She’s had over 36 individual owners, but with her latest incarnation as a top tourist destination, Warwick Castle continues to demand that her master either moves with the times or she moves on!
She’s come a long way from being an Anglo-Saxon burgh fortified by Ethelfleda (yes, THAT Ethelfleda)* in the year 914. By 1068 she’s caught the eye of William The Conqueror and kept under the protection of the first Earl of Warwick, Henry de Beaumont. Ah, but Warwick Castle is highly coveted and she knows it. She doesn’t waste time with a prospective owner unless he has the money, clout and cunning to play a major supporting role in most of the turning points in English history. In fact, in 1153 the 2nd Earl of Warwick’s wife was tricked into believing her husband was dead so that Henry of Anjou (future Henry II) can lay claim to Warwick Castle and all she has to offer. Henry II looked after her and made her into a stone castle complete with curtain wall. She was only given to her next keeper after the nobleman supported Henry II’s mother, Empress Matilda, during The Anarchy (1135-54).
It wasn’t always all fun and games for Warwick Castle, she was attacked by Simon de Montfort in 1264, later he became the de facto ruler of England, establishing the Model Parliament that serves as the basis for parliamentary democracy today. Worse was to come, in 1312 she witnessed a power-hungry master sentence Edward II’s lover, Piers Gaveston, to death and in 1431 her owner supervised the trial and execution of Joan of Arc.

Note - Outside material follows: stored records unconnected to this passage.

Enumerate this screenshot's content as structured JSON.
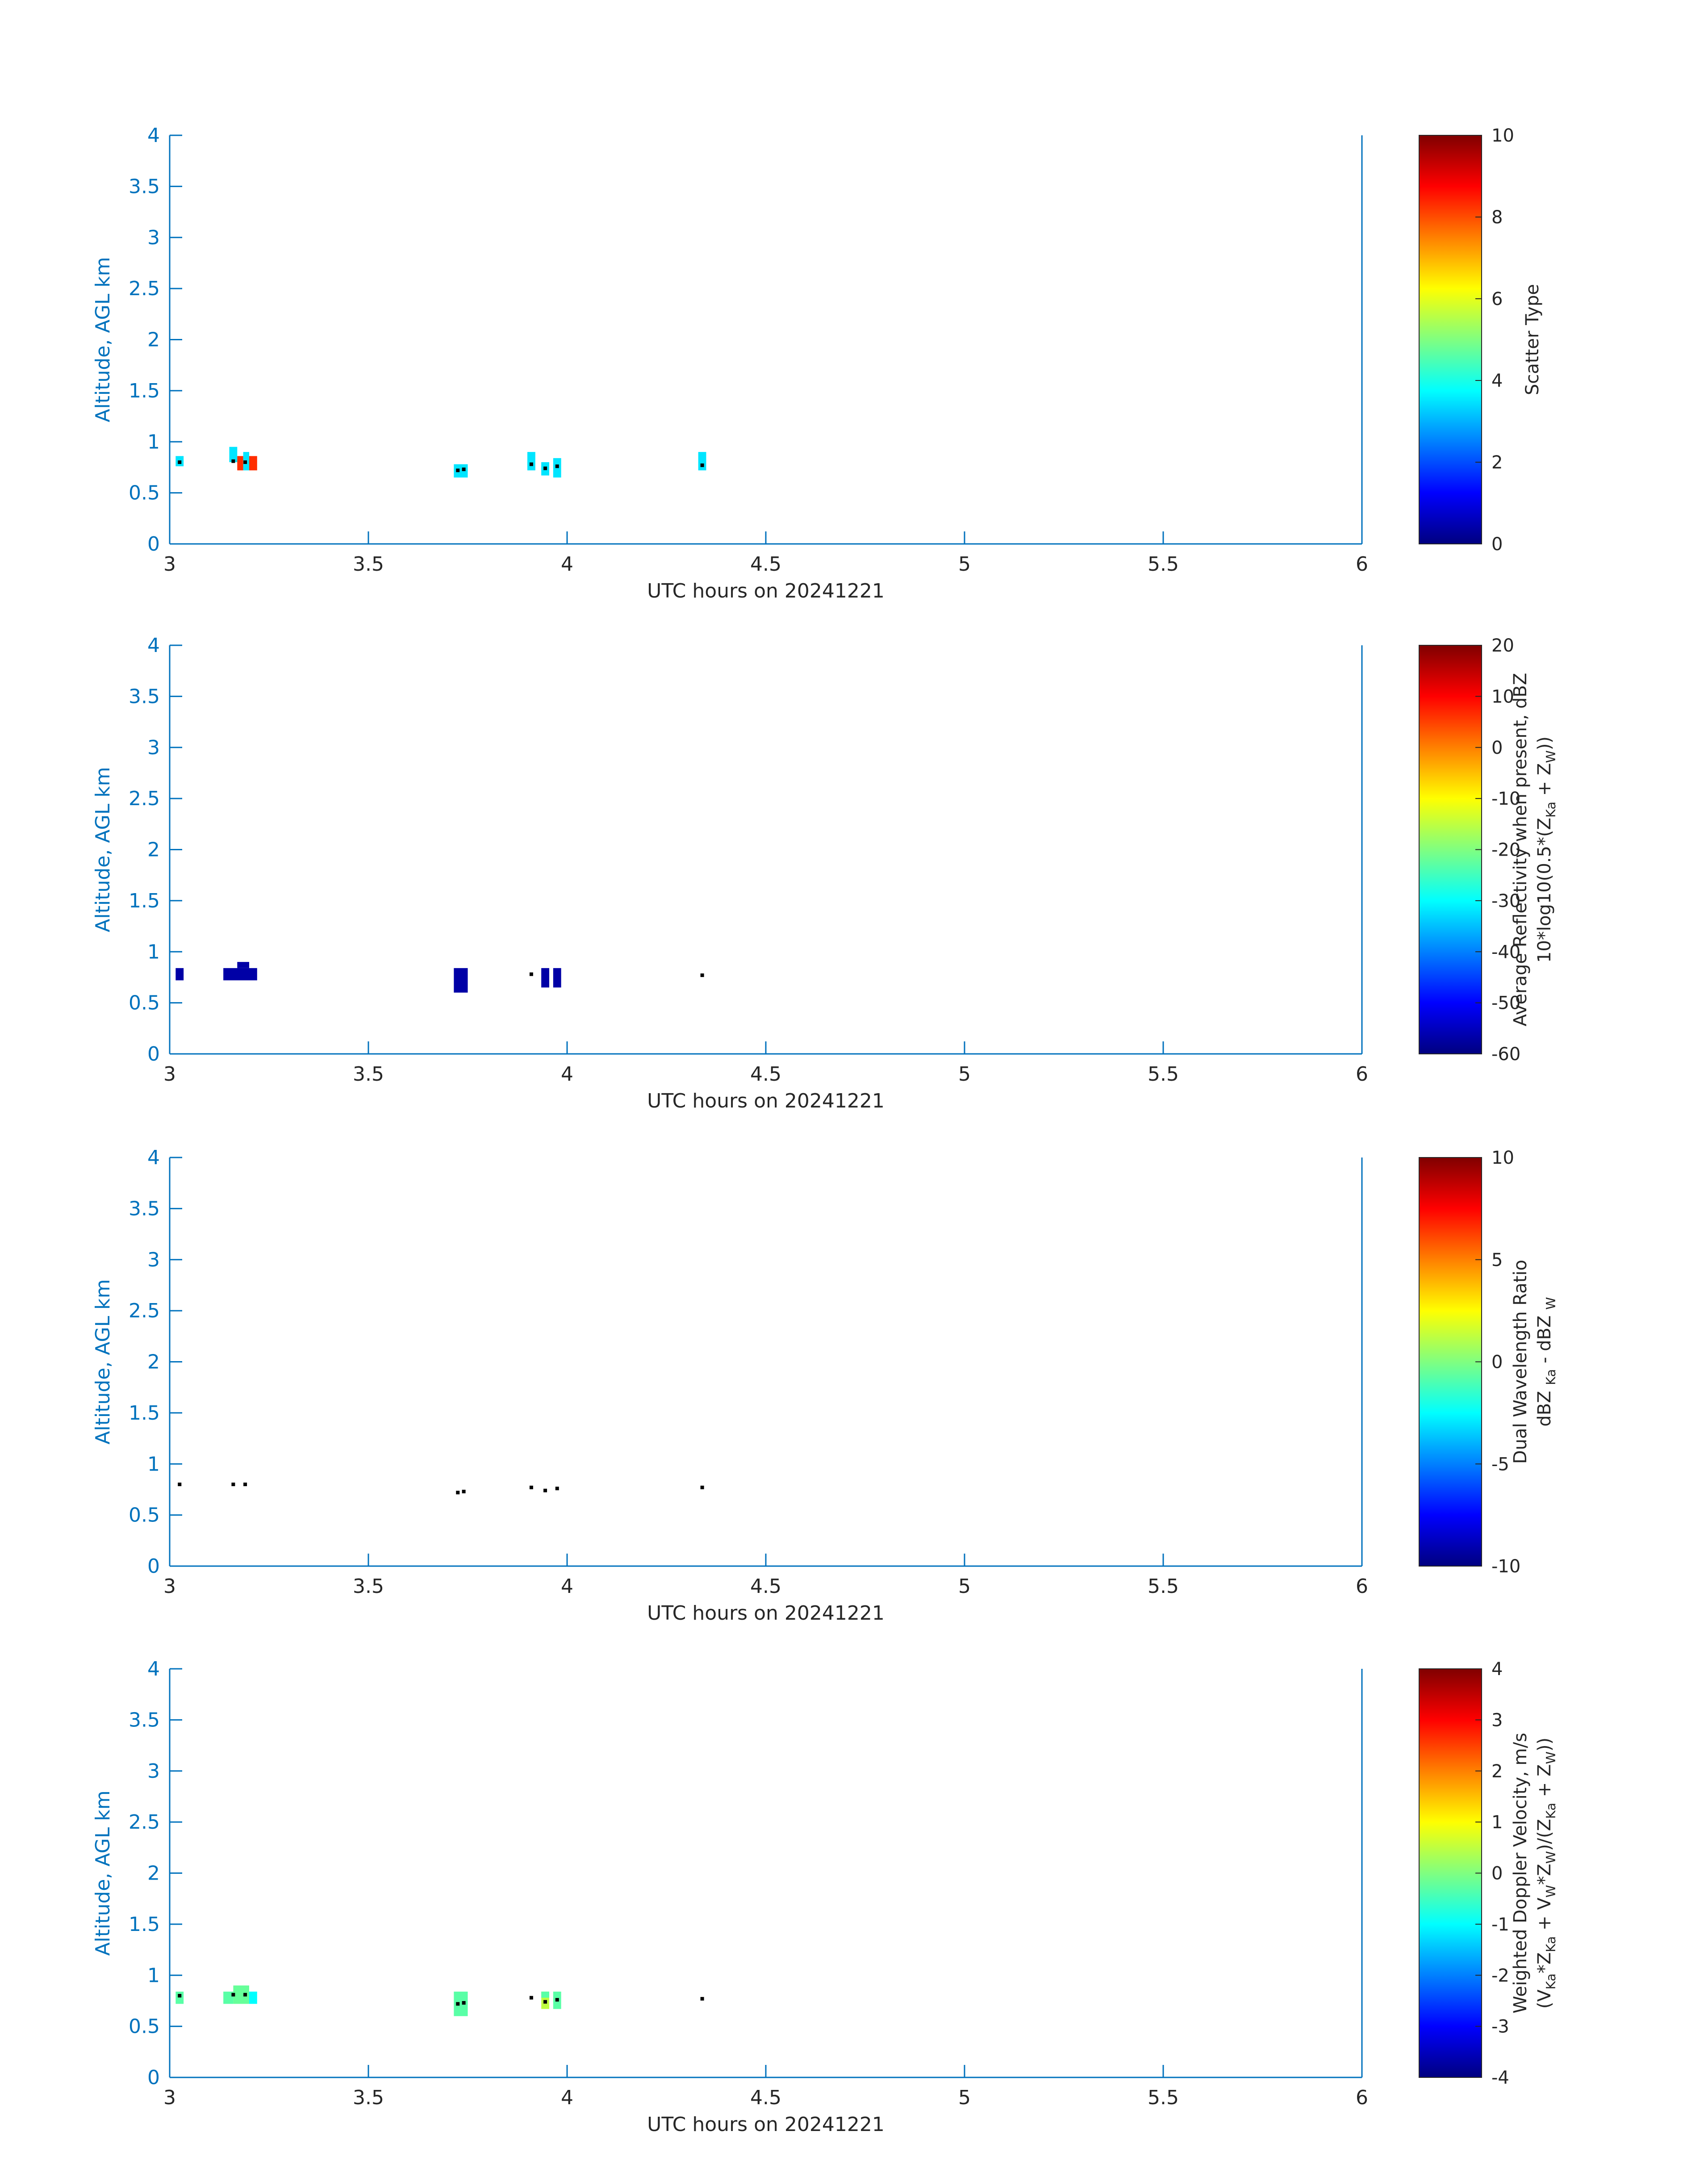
{
  "chart_data": [
    {
      "type": "heatmap",
      "xlabel": "UTC hours on 20241221",
      "ylabel": "Altitude, AGL km",
      "xlim": [
        3,
        6
      ],
      "ylim": [
        0,
        4
      ],
      "xticks": [
        "3",
        "3.5",
        "4",
        "4.5",
        "5",
        "5.5",
        "6"
      ],
      "yticks": [
        "0",
        "0.5",
        "1",
        "1.5",
        "2",
        "2.5",
        "3",
        "3.5",
        "4"
      ],
      "colorbar": {
        "label_lines": [
          "Scatter Type"
        ],
        "range": [
          0,
          10
        ],
        "ticks": [
          "0",
          "2",
          "4",
          "6",
          "8",
          "10"
        ]
      },
      "cells": [
        {
          "x0": 3.015,
          "x1": 3.035,
          "y0": 0.76,
          "y1": 0.86,
          "value": 3.5
        },
        {
          "x0": 3.15,
          "x1": 3.17,
          "y0": 0.8,
          "y1": 0.95,
          "value": 3.5
        },
        {
          "x0": 3.17,
          "x1": 3.185,
          "y0": 0.72,
          "y1": 0.86,
          "value": 8.3
        },
        {
          "x0": 3.185,
          "x1": 3.2,
          "y0": 0.8,
          "y1": 0.9,
          "value": 3.5
        },
        {
          "x0": 3.185,
          "x1": 3.2,
          "y0": 0.72,
          "y1": 0.8,
          "value": 3.5
        },
        {
          "x0": 3.2,
          "x1": 3.22,
          "y0": 0.72,
          "y1": 0.86,
          "value": 8.3
        },
        {
          "x0": 3.715,
          "x1": 3.75,
          "y0": 0.65,
          "y1": 0.78,
          "value": 3.5
        },
        {
          "x0": 3.9,
          "x1": 3.92,
          "y0": 0.72,
          "y1": 0.9,
          "value": 3.5
        },
        {
          "x0": 3.935,
          "x1": 3.955,
          "y0": 0.67,
          "y1": 0.8,
          "value": 3.5
        },
        {
          "x0": 3.965,
          "x1": 3.985,
          "y0": 0.65,
          "y1": 0.84,
          "value": 3.5
        },
        {
          "x0": 4.33,
          "x1": 4.35,
          "y0": 0.72,
          "y1": 0.9,
          "value": 3.5
        }
      ],
      "points": [
        {
          "x": 3.025,
          "y": 0.8
        },
        {
          "x": 3.16,
          "y": 0.81
        },
        {
          "x": 3.19,
          "y": 0.8
        },
        {
          "x": 3.725,
          "y": 0.72
        },
        {
          "x": 3.74,
          "y": 0.73
        },
        {
          "x": 3.91,
          "y": 0.78
        },
        {
          "x": 3.945,
          "y": 0.74
        },
        {
          "x": 3.975,
          "y": 0.76
        },
        {
          "x": 4.34,
          "y": 0.77
        }
      ]
    },
    {
      "type": "heatmap",
      "xlabel": "UTC hours on 20241221",
      "ylabel": "Altitude, AGL km",
      "xlim": [
        3,
        6
      ],
      "ylim": [
        0,
        4
      ],
      "xticks": [
        "3",
        "3.5",
        "4",
        "4.5",
        "5",
        "5.5",
        "6"
      ],
      "yticks": [
        "0",
        "0.5",
        "1",
        "1.5",
        "2",
        "2.5",
        "3",
        "3.5",
        "4"
      ],
      "colorbar": {
        "label_lines": [
          "Average Reflectivity when present, dBZ",
          "10*log10(0.5*(Z_Ka + Z_W))"
        ],
        "range": [
          -60,
          20
        ],
        "ticks": [
          "-60",
          "-50",
          "-40",
          "-30",
          "-20",
          "-10",
          "0",
          "10",
          "20"
        ]
      },
      "cells": [
        {
          "x0": 3.015,
          "x1": 3.035,
          "y0": 0.72,
          "y1": 0.84,
          "value": -57
        },
        {
          "x0": 3.135,
          "x1": 3.22,
          "y0": 0.72,
          "y1": 0.84,
          "value": -57
        },
        {
          "x0": 3.17,
          "x1": 3.2,
          "y0": 0.84,
          "y1": 0.9,
          "value": -57
        },
        {
          "x0": 3.715,
          "x1": 3.75,
          "y0": 0.6,
          "y1": 0.84,
          "value": -57
        },
        {
          "x0": 3.935,
          "x1": 3.955,
          "y0": 0.65,
          "y1": 0.84,
          "value": -57
        },
        {
          "x0": 3.965,
          "x1": 3.985,
          "y0": 0.65,
          "y1": 0.84,
          "value": -57
        }
      ],
      "points": [
        {
          "x": 3.91,
          "y": 0.78
        },
        {
          "x": 4.34,
          "y": 0.77
        }
      ]
    },
    {
      "type": "heatmap",
      "xlabel": "UTC hours on 20241221",
      "ylabel": "Altitude, AGL km",
      "xlim": [
        3,
        6
      ],
      "ylim": [
        0,
        4
      ],
      "xticks": [
        "3",
        "3.5",
        "4",
        "4.5",
        "5",
        "5.5",
        "6"
      ],
      "yticks": [
        "0",
        "0.5",
        "1",
        "1.5",
        "2",
        "2.5",
        "3",
        "3.5",
        "4"
      ],
      "colorbar": {
        "label_lines": [
          "Dual Wavelength Ratio",
          "dBZ Ka - dBZ W"
        ],
        "range": [
          -10,
          10
        ],
        "ticks": [
          "-10",
          "-5",
          "0",
          "5",
          "10"
        ]
      },
      "cells": [],
      "points": [
        {
          "x": 3.025,
          "y": 0.8
        },
        {
          "x": 3.16,
          "y": 0.8
        },
        {
          "x": 3.19,
          "y": 0.8
        },
        {
          "x": 3.725,
          "y": 0.72
        },
        {
          "x": 3.74,
          "y": 0.73
        },
        {
          "x": 3.91,
          "y": 0.77
        },
        {
          "x": 3.945,
          "y": 0.74
        },
        {
          "x": 3.975,
          "y": 0.76
        },
        {
          "x": 4.34,
          "y": 0.77
        }
      ]
    },
    {
      "type": "heatmap",
      "xlabel": "UTC hours on 20241221",
      "ylabel": "Altitude, AGL km",
      "xlim": [
        3,
        6
      ],
      "ylim": [
        0,
        4
      ],
      "xticks": [
        "3",
        "3.5",
        "4",
        "4.5",
        "5",
        "5.5",
        "6"
      ],
      "yticks": [
        "0",
        "0.5",
        "1",
        "1.5",
        "2",
        "2.5",
        "3",
        "3.5",
        "4"
      ],
      "colorbar": {
        "label_lines": [
          "Weighted Doppler Velocity, m/s",
          "(V_Ka*Z_Ka + V_W*Z_W)/(Z_Ka + Z_W))"
        ],
        "range": [
          -4,
          4
        ],
        "ticks": [
          "-4",
          "-3",
          "-2",
          "-1",
          "0",
          "1",
          "2",
          "3",
          "4"
        ]
      },
      "cells": [
        {
          "x0": 3.015,
          "x1": 3.035,
          "y0": 0.72,
          "y1": 0.84,
          "value": -0.3
        },
        {
          "x0": 3.135,
          "x1": 3.16,
          "y0": 0.72,
          "y1": 0.84,
          "value": -0.3
        },
        {
          "x0": 3.16,
          "x1": 3.2,
          "y0": 0.72,
          "y1": 0.9,
          "value": -0.2
        },
        {
          "x0": 3.2,
          "x1": 3.22,
          "y0": 0.72,
          "y1": 0.84,
          "value": -1.0
        },
        {
          "x0": 3.715,
          "x1": 3.75,
          "y0": 0.6,
          "y1": 0.84,
          "value": -0.3
        },
        {
          "x0": 3.935,
          "x1": 3.955,
          "y0": 0.67,
          "y1": 0.84,
          "value": 0.5
        },
        {
          "x0": 3.935,
          "x1": 3.955,
          "y0": 0.78,
          "y1": 0.84,
          "value": -0.3
        },
        {
          "x0": 3.965,
          "x1": 3.985,
          "y0": 0.67,
          "y1": 0.84,
          "value": -0.3
        }
      ],
      "points": [
        {
          "x": 3.025,
          "y": 0.8
        },
        {
          "x": 3.16,
          "y": 0.81
        },
        {
          "x": 3.19,
          "y": 0.81
        },
        {
          "x": 3.725,
          "y": 0.72
        },
        {
          "x": 3.74,
          "y": 0.73
        },
        {
          "x": 3.91,
          "y": 0.78
        },
        {
          "x": 3.945,
          "y": 0.74
        },
        {
          "x": 3.975,
          "y": 0.76
        },
        {
          "x": 4.34,
          "y": 0.77
        }
      ]
    }
  ],
  "colors": {
    "axis": "#0072bd",
    "text": "#262626",
    "marker": "#000000",
    "colormap": "jet"
  }
}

By the 15th century, no less than Edward IV was reduced to being her humble prisoner. During her tumultuous association with Richard Neville, he rose to prominence in the Wars of the Roses and became known as The Kingmaker, putting not one but two men on the throne. During this time King Richard III gave her two gun towers. She is also associated with a major player in the Tudor era, when during the reign of King Edward VI (son of Henry VIII), her owner was John Dudley, aka 1st Duke of Northumberland, up to the point when he was beheaded for treason after his plan to put his daughter-in-law, Lady Jane Grey, on the throne fell through. Somehow Warwick Castle managed to survive the Tudors, being acquainted with Queen Elizabeth I during her Tour of the Country.
She showed signs of ageing during the reign of James I and VI, and was adapted to become a country house for the poet, dramatist and statesman Sir Fulke Greville, who spent lavish amounts of money on her until he was murdered by his servant. Perpetrators of the Gun Powder plot are rumoured to have stolen horses from her stables.
During the English Civil War, the Parliamentarians had her and Royalist forces became her prisoners. Centuries of plotting and greed have left their mark on her features, but for her status she was still considered worthy to host King William III in 1695. In 1749, Lancelot “Capability” Brown landscaped her gardens, gaining the admiration of Horace Walpole. Warwick Castle’s walls have weathered much through the ages, her secrets and failings are exposed, but this is the price of glory and attention.
Since the Victorian period, hordes of tourists have been willing to pay for the privilege of visiting and spending time with her. They try to hear each other through the shrieks of excited children and pretend they don’t mind paying £10 for parking or £5 for a charred burger from surly staff in unconvincing medieval garb, as they relive her stories and watch pretend knights joust. They understand there is nothing to be gained by judging the fallen, and content in the knowledge that after 950 years, she has finally acknowledged those who couldn’t gain anything from her.